As we become more alert to the dangers of ransomware, hackers are seeking out more inventive ways to try and get their malware into our machines. These involve increasingly more authentic looking attempts at compromising large numbers of computers. The latest example of a very genuine looking scam is emails offering an upgrade to Windows 10.
Impatience to upgrade
The scam email is playing on users’ keenness to upgrade Windows 10 and using this notification from the “Get Windows 10” app to legitimise its malware: “Watch for your notification so that you can start your upgrade. Your notification to upgrade could come as soon as a few days or weeks.” Some 14 million users have already upgraded but many more are still waiting patiently after receiving this notification and an email that pops up headed “Upgrade to Windows 10 for free” could easily be the upgrade they’ve been waiting for.

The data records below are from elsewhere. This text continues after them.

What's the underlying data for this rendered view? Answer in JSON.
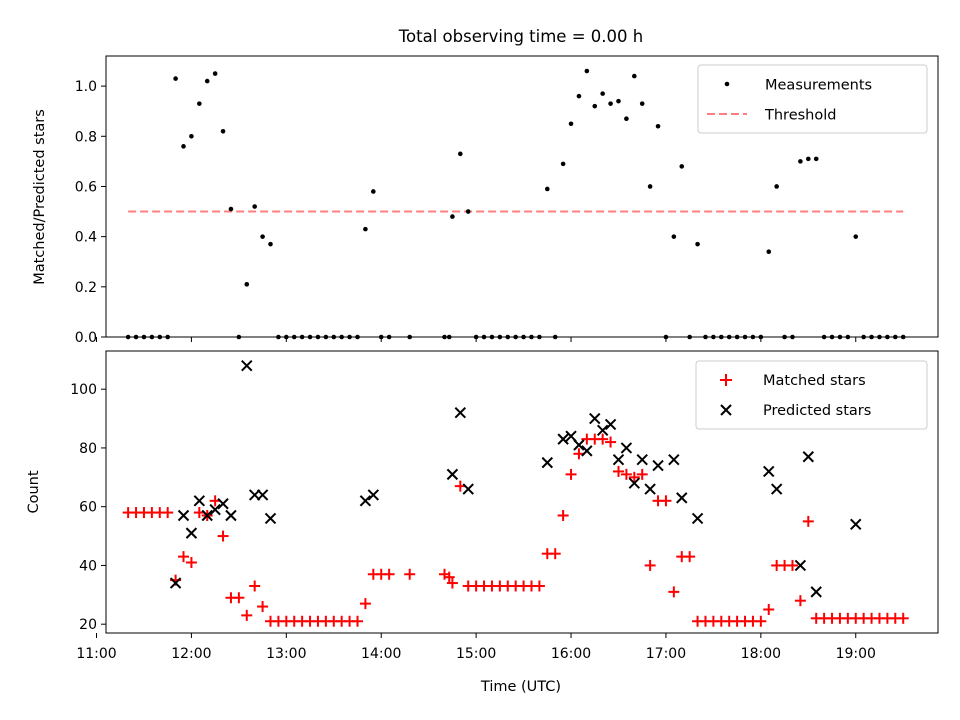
{
  "title": "Total observing time = 0.00 h",
  "chart_data": [
    {
      "type": "scatter",
      "ylabel": "Matched/Predicted stars",
      "ylim": [
        0,
        1.12
      ],
      "yticks": [
        "0.0",
        "0.2",
        "0.4",
        "0.6",
        "0.8",
        "1.0"
      ],
      "xlim": [
        "11:06",
        "19:52"
      ],
      "legend_position": "top-right",
      "series": [
        {
          "name": "Measurements",
          "color": "#000000",
          "marker": "dot",
          "points": [
            [
              "11:20",
              0
            ],
            [
              "11:25",
              0
            ],
            [
              "11:30",
              0
            ],
            [
              "11:35",
              0
            ],
            [
              "11:40",
              0
            ],
            [
              "11:45",
              0
            ],
            [
              "11:50",
              1.03
            ],
            [
              "11:55",
              0.76
            ],
            [
              "12:00",
              0.8
            ],
            [
              "12:05",
              0.93
            ],
            [
              "12:10",
              1.02
            ],
            [
              "12:15",
              1.05
            ],
            [
              "12:20",
              0.82
            ],
            [
              "12:25",
              0.51
            ],
            [
              "12:30",
              0
            ],
            [
              "12:35",
              0.21
            ],
            [
              "12:40",
              0.52
            ],
            [
              "12:45",
              0.4
            ],
            [
              "12:50",
              0.37
            ],
            [
              "12:55",
              0
            ],
            [
              "13:00",
              0
            ],
            [
              "13:05",
              0
            ],
            [
              "13:10",
              0
            ],
            [
              "13:15",
              0
            ],
            [
              "13:20",
              0
            ],
            [
              "13:25",
              0
            ],
            [
              "13:30",
              0
            ],
            [
              "13:35",
              0
            ],
            [
              "13:40",
              0
            ],
            [
              "13:45",
              0
            ],
            [
              "13:50",
              0.43
            ],
            [
              "13:55",
              0.58
            ],
            [
              "14:00",
              0
            ],
            [
              "14:05",
              0
            ],
            [
              "14:18",
              0
            ],
            [
              "14:40",
              0
            ],
            [
              "14:43",
              0
            ],
            [
              "14:45",
              0.48
            ],
            [
              "14:50",
              0.73
            ],
            [
              "14:55",
              0.5
            ],
            [
              "15:00",
              0
            ],
            [
              "15:05",
              0
            ],
            [
              "15:10",
              0
            ],
            [
              "15:15",
              0
            ],
            [
              "15:20",
              0
            ],
            [
              "15:25",
              0
            ],
            [
              "15:30",
              0
            ],
            [
              "15:35",
              0
            ],
            [
              "15:40",
              0
            ],
            [
              "15:45",
              0.59
            ],
            [
              "15:50",
              0
            ],
            [
              "15:55",
              0.69
            ],
            [
              "16:00",
              0.85
            ],
            [
              "16:05",
              0.96
            ],
            [
              "16:10",
              1.06
            ],
            [
              "16:15",
              0.92
            ],
            [
              "16:20",
              0.97
            ],
            [
              "16:25",
              0.93
            ],
            [
              "16:30",
              0.94
            ],
            [
              "16:35",
              0.87
            ],
            [
              "16:40",
              1.04
            ],
            [
              "16:45",
              0.93
            ],
            [
              "16:50",
              0.6
            ],
            [
              "16:55",
              0.84
            ],
            [
              "17:00",
              0
            ],
            [
              "17:05",
              0.4
            ],
            [
              "17:10",
              0.68
            ],
            [
              "17:15",
              0
            ],
            [
              "17:20",
              0.37
            ],
            [
              "17:25",
              0
            ],
            [
              "17:30",
              0
            ],
            [
              "17:35",
              0
            ],
            [
              "17:40",
              0
            ],
            [
              "17:45",
              0
            ],
            [
              "17:50",
              0
            ],
            [
              "17:55",
              0
            ],
            [
              "18:00",
              0
            ],
            [
              "18:05",
              0.34
            ],
            [
              "18:10",
              0.6
            ],
            [
              "18:15",
              0
            ],
            [
              "18:20",
              0
            ],
            [
              "18:25",
              0.7
            ],
            [
              "18:30",
              0.71
            ],
            [
              "18:35",
              0.71
            ],
            [
              "18:40",
              0
            ],
            [
              "18:45",
              0
            ],
            [
              "18:50",
              0
            ],
            [
              "18:55",
              0
            ],
            [
              "19:00",
              0.4
            ],
            [
              "19:05",
              0
            ],
            [
              "19:10",
              0
            ],
            [
              "19:15",
              0
            ],
            [
              "19:20",
              0
            ],
            [
              "19:25",
              0
            ],
            [
              "19:30",
              0
            ]
          ]
        },
        {
          "name": "Threshold",
          "color": "#ff7f7f",
          "style": "dashed",
          "points": [
            [
              "11:20",
              0.5
            ],
            [
              "19:30",
              0.5
            ]
          ]
        }
      ]
    },
    {
      "type": "scatter",
      "xlabel": "Time (UTC)",
      "ylabel": "Count",
      "ylim": [
        17,
        113
      ],
      "yticks": [
        "20",
        "40",
        "60",
        "80",
        "100"
      ],
      "xlim": [
        "11:06",
        "19:52"
      ],
      "xticks": [
        "11:00",
        "12:00",
        "13:00",
        "14:00",
        "15:00",
        "16:00",
        "17:00",
        "18:00",
        "19:00"
      ],
      "legend_position": "top-right",
      "series": [
        {
          "name": "Matched stars",
          "color": "#ff0000",
          "marker": "plus",
          "points": [
            [
              "11:20",
              58
            ],
            [
              "11:25",
              58
            ],
            [
              "11:30",
              58
            ],
            [
              "11:35",
              58
            ],
            [
              "11:40",
              58
            ],
            [
              "11:45",
              58
            ],
            [
              "11:50",
              35
            ],
            [
              "11:55",
              43
            ],
            [
              "12:00",
              41
            ],
            [
              "12:05",
              58
            ],
            [
              "12:10",
              57
            ],
            [
              "12:15",
              62
            ],
            [
              "12:20",
              50
            ],
            [
              "12:25",
              29
            ],
            [
              "12:30",
              29
            ],
            [
              "12:35",
              23
            ],
            [
              "12:40",
              33
            ],
            [
              "12:45",
              26
            ],
            [
              "12:50",
              21
            ],
            [
              "12:55",
              21
            ],
            [
              "13:00",
              21
            ],
            [
              "13:05",
              21
            ],
            [
              "13:10",
              21
            ],
            [
              "13:15",
              21
            ],
            [
              "13:20",
              21
            ],
            [
              "13:25",
              21
            ],
            [
              "13:30",
              21
            ],
            [
              "13:35",
              21
            ],
            [
              "13:40",
              21
            ],
            [
              "13:45",
              21
            ],
            [
              "13:50",
              27
            ],
            [
              "13:55",
              37
            ],
            [
              "14:00",
              37
            ],
            [
              "14:05",
              37
            ],
            [
              "14:18",
              37
            ],
            [
              "14:40",
              37
            ],
            [
              "14:43",
              36
            ],
            [
              "14:45",
              34
            ],
            [
              "14:50",
              67
            ],
            [
              "14:55",
              33
            ],
            [
              "15:00",
              33
            ],
            [
              "15:05",
              33
            ],
            [
              "15:10",
              33
            ],
            [
              "15:15",
              33
            ],
            [
              "15:20",
              33
            ],
            [
              "15:25",
              33
            ],
            [
              "15:30",
              33
            ],
            [
              "15:35",
              33
            ],
            [
              "15:40",
              33
            ],
            [
              "15:45",
              44
            ],
            [
              "15:50",
              44
            ],
            [
              "15:55",
              57
            ],
            [
              "16:00",
              71
            ],
            [
              "16:05",
              78
            ],
            [
              "16:10",
              83
            ],
            [
              "16:15",
              83
            ],
            [
              "16:20",
              83
            ],
            [
              "16:25",
              82
            ],
            [
              "16:30",
              72
            ],
            [
              "16:35",
              71
            ],
            [
              "16:40",
              70
            ],
            [
              "16:45",
              71
            ],
            [
              "16:50",
              40
            ],
            [
              "16:55",
              62
            ],
            [
              "17:00",
              62
            ],
            [
              "17:05",
              31
            ],
            [
              "17:10",
              43
            ],
            [
              "17:15",
              43
            ],
            [
              "17:20",
              21
            ],
            [
              "17:25",
              21
            ],
            [
              "17:30",
              21
            ],
            [
              "17:35",
              21
            ],
            [
              "17:40",
              21
            ],
            [
              "17:45",
              21
            ],
            [
              "17:50",
              21
            ],
            [
              "17:55",
              21
            ],
            [
              "18:00",
              21
            ],
            [
              "18:05",
              25
            ],
            [
              "18:10",
              40
            ],
            [
              "18:15",
              40
            ],
            [
              "18:20",
              40
            ],
            [
              "18:25",
              28
            ],
            [
              "18:30",
              55
            ],
            [
              "18:35",
              22
            ],
            [
              "18:40",
              22
            ],
            [
              "18:45",
              22
            ],
            [
              "18:50",
              22
            ],
            [
              "18:55",
              22
            ],
            [
              "19:00",
              22
            ],
            [
              "19:05",
              22
            ],
            [
              "19:10",
              22
            ],
            [
              "19:15",
              22
            ],
            [
              "19:20",
              22
            ],
            [
              "19:25",
              22
            ],
            [
              "19:30",
              22
            ]
          ]
        },
        {
          "name": "Predicted stars",
          "color": "#000000",
          "marker": "x",
          "points": [
            [
              "11:50",
              34
            ],
            [
              "11:55",
              57
            ],
            [
              "12:00",
              51
            ],
            [
              "12:05",
              62
            ],
            [
              "12:10",
              57
            ],
            [
              "12:15",
              59
            ],
            [
              "12:20",
              61
            ],
            [
              "12:25",
              57
            ],
            [
              "12:35",
              108
            ],
            [
              "12:40",
              64
            ],
            [
              "12:45",
              64
            ],
            [
              "12:50",
              56
            ],
            [
              "13:50",
              62
            ],
            [
              "13:55",
              64
            ],
            [
              "14:45",
              71
            ],
            [
              "14:50",
              92
            ],
            [
              "14:55",
              66
            ],
            [
              "15:45",
              75
            ],
            [
              "15:55",
              83
            ],
            [
              "16:00",
              84
            ],
            [
              "16:05",
              81
            ],
            [
              "16:10",
              79
            ],
            [
              "16:15",
              90
            ],
            [
              "16:20",
              86
            ],
            [
              "16:25",
              88
            ],
            [
              "16:30",
              76
            ],
            [
              "16:35",
              80
            ],
            [
              "16:40",
              68
            ],
            [
              "16:45",
              76
            ],
            [
              "16:50",
              66
            ],
            [
              "16:55",
              74
            ],
            [
              "17:05",
              76
            ],
            [
              "17:10",
              63
            ],
            [
              "17:20",
              56
            ],
            [
              "18:05",
              72
            ],
            [
              "18:10",
              66
            ],
            [
              "18:25",
              40
            ],
            [
              "18:30",
              77
            ],
            [
              "18:35",
              31
            ],
            [
              "19:00",
              54
            ]
          ]
        }
      ]
    }
  ]
}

What does the email look like?
The “Upgrade to Windows 10 for free” scam email appears to come from [email protected] but a closer look at the header reveals an IP address in Thailand. The email looks incredibly legitimate, using the same Windows 10 update app colour scheme and even incorporating the wording “This message has been scanned for viruses and dangerous content by MailScanner, and is believed to be clean.” However, the email contains a number of characters that don’t parse properly and the update is offered via a zip file – something that Microsoft would not do.
What effect does it have?
Users who open the zip file offered by the scam email, extract it and run the executable will find themselves hosting ransomware. Shortly afterwards, a CTB-Locker ransomware notice will appear and a time limit of 96 hours is provided in which to make a payment to unlock all the ransomed files.
What can you do?
If you see the ransomware notice then unfortunately there are two options: pay up or consider the data lost. If you want to try and avoid vulnerability in the first place, the easiest step is to block all executables in emails, including ones inside archive files – gateway products normally enable you to do this simply by turning the feature on. Back up your files regularly and think twice before you open any attachments sent to you in an email. For business, managed security services can ensure a enhanced degree of protection is in place and highlight areas where employees might need to be given training to stop them opening scam emails and compromising a network.